Officials in attendance were Robert L. Caret, UMass president; Robert C. Holub, UMass Amherst chancellor; Timothy T. Anderson, director of the marching band; Thomas P. Hannum, associate director of the marching band; Jeff R. Cox, chair of the department of music and dance; Jeanne Parks, spouse of the late George N. Parks; State Sen. Stanley C. Rosenberg, Senate President Pro Tempore and band alumnus, and Heidi I. Sarver, director of the University of Delaware Blue Hen Marching Band and former Minuteman Marching Band member.
Funding for the facility comes from a combination of $4.5 million in campus money along with $1.3 million raised through private donations. It is the first permanent home for the band since 1997, when it left the historic Old Chapel.
The new 15,000-square-foot building was designed by Kuhn Riddle Architects of Amherst. Construction began in the spring of 2010 and was completed by May 2011. The new facility provides the marching band with a permanent home with high visibility on campus. It has a large indoor practice and performance space that can contain the entire marching band, incorporates the existing Grinnell Arena practice space for the band’s percussion section, and has two smaller group practice spaces. The design also includes room for storage of instruments, uniforms and music, and office and conference space for band staff. The building is fully accessible to people with physical disabilities.
Construction involved energy reduction and sustainability strategies, and campus officials have registered the new facility certification under the U.S. Green Building Council’s Leadership in Energy and Environmental Design (LEED) program. The building plan uses landscaping with native plantings that don’t require irrigation, non-heat-absorbent roofing and paving materials, tightly sealed and heavily insulated walls and roof, and high performance thermal-break aluminum windows, curtain walls and doorways.

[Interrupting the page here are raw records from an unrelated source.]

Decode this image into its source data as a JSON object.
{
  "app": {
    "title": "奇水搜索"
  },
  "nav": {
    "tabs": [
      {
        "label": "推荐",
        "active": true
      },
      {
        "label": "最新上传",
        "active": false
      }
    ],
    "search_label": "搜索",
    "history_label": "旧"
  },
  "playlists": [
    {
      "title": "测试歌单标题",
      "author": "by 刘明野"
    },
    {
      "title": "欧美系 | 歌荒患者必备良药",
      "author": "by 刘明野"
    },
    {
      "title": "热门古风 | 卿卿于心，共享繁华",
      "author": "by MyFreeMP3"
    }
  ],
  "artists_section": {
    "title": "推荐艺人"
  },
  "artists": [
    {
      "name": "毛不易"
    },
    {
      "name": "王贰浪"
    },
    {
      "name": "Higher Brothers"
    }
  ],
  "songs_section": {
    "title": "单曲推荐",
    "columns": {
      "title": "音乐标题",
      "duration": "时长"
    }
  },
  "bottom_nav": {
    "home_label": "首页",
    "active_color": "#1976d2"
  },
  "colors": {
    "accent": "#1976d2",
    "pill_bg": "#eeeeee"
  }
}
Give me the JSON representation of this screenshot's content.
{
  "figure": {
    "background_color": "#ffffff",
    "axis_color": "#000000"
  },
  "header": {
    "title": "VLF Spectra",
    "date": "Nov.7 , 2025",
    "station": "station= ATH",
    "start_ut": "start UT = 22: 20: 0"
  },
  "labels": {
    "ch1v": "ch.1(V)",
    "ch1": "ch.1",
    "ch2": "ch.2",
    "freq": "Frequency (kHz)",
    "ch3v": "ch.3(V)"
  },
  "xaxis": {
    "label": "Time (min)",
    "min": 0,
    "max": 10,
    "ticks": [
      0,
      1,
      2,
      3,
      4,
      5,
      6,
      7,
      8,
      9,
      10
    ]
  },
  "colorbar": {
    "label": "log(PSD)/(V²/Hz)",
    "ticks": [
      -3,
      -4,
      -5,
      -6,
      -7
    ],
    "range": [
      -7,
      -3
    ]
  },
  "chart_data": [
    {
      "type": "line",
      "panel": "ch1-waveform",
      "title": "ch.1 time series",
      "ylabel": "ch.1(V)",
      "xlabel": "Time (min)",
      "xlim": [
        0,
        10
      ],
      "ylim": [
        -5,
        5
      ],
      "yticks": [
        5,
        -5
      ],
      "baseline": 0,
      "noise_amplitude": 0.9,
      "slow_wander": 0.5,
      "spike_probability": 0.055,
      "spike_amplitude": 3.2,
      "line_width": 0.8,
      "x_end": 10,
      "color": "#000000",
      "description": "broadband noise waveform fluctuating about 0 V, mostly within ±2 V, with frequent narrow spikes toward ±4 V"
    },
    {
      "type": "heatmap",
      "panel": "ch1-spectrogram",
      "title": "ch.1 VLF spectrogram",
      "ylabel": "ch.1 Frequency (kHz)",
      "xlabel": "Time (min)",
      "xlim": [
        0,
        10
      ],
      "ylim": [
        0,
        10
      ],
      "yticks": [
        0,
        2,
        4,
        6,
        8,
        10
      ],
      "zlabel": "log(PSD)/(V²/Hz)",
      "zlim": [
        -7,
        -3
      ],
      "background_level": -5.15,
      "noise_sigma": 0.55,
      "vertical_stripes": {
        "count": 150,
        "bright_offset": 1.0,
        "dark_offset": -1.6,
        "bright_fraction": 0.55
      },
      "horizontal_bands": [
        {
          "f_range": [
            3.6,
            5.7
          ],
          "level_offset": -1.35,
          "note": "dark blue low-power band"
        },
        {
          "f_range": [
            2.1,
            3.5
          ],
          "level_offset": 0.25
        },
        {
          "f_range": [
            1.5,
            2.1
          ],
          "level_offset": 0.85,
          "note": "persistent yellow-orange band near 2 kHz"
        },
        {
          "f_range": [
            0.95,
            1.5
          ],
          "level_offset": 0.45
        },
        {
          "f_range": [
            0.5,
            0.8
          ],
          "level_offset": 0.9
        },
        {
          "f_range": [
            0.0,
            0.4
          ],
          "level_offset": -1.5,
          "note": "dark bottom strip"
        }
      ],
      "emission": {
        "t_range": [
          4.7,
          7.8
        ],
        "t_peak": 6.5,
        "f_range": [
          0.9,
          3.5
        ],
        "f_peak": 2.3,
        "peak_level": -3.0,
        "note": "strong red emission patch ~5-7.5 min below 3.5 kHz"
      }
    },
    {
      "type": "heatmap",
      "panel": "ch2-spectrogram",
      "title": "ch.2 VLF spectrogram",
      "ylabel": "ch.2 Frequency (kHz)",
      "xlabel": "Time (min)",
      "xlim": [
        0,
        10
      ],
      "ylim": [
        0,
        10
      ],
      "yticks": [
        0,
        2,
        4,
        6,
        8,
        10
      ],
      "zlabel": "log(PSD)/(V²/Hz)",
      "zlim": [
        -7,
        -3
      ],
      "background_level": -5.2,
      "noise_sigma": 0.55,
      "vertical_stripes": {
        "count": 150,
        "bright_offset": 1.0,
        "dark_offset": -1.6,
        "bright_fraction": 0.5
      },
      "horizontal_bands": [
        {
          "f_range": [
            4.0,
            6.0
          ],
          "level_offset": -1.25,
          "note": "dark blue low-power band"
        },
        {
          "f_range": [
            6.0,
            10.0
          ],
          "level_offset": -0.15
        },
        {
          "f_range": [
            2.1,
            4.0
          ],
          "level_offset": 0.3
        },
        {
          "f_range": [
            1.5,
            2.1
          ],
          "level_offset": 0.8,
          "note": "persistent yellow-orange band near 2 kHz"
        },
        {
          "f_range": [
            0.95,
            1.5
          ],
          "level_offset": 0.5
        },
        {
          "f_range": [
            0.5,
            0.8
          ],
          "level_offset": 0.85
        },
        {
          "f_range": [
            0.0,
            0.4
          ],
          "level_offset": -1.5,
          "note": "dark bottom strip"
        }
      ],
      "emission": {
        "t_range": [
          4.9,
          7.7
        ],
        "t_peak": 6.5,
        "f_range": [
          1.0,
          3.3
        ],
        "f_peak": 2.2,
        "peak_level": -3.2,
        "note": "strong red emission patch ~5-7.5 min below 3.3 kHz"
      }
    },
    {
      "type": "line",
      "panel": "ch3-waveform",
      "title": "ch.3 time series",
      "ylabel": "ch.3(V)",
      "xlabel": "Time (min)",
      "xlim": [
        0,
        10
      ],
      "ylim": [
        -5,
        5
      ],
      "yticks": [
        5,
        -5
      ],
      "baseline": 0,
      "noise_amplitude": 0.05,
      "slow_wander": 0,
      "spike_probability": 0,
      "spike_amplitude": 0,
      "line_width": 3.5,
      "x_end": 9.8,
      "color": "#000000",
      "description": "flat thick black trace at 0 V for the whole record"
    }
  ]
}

The building also features demand-controlled energy recovery ventilation, which recycles heating and cooling energy into the outside air used to provide healthy indoor conditions. Total energy use will be substantially below Massachusetts Energy Code standards. About 75 percent of construction waste was recycled, and there was extensive use of recycled materials in construction of the building along with substantial use of materials produced and fabricated locally.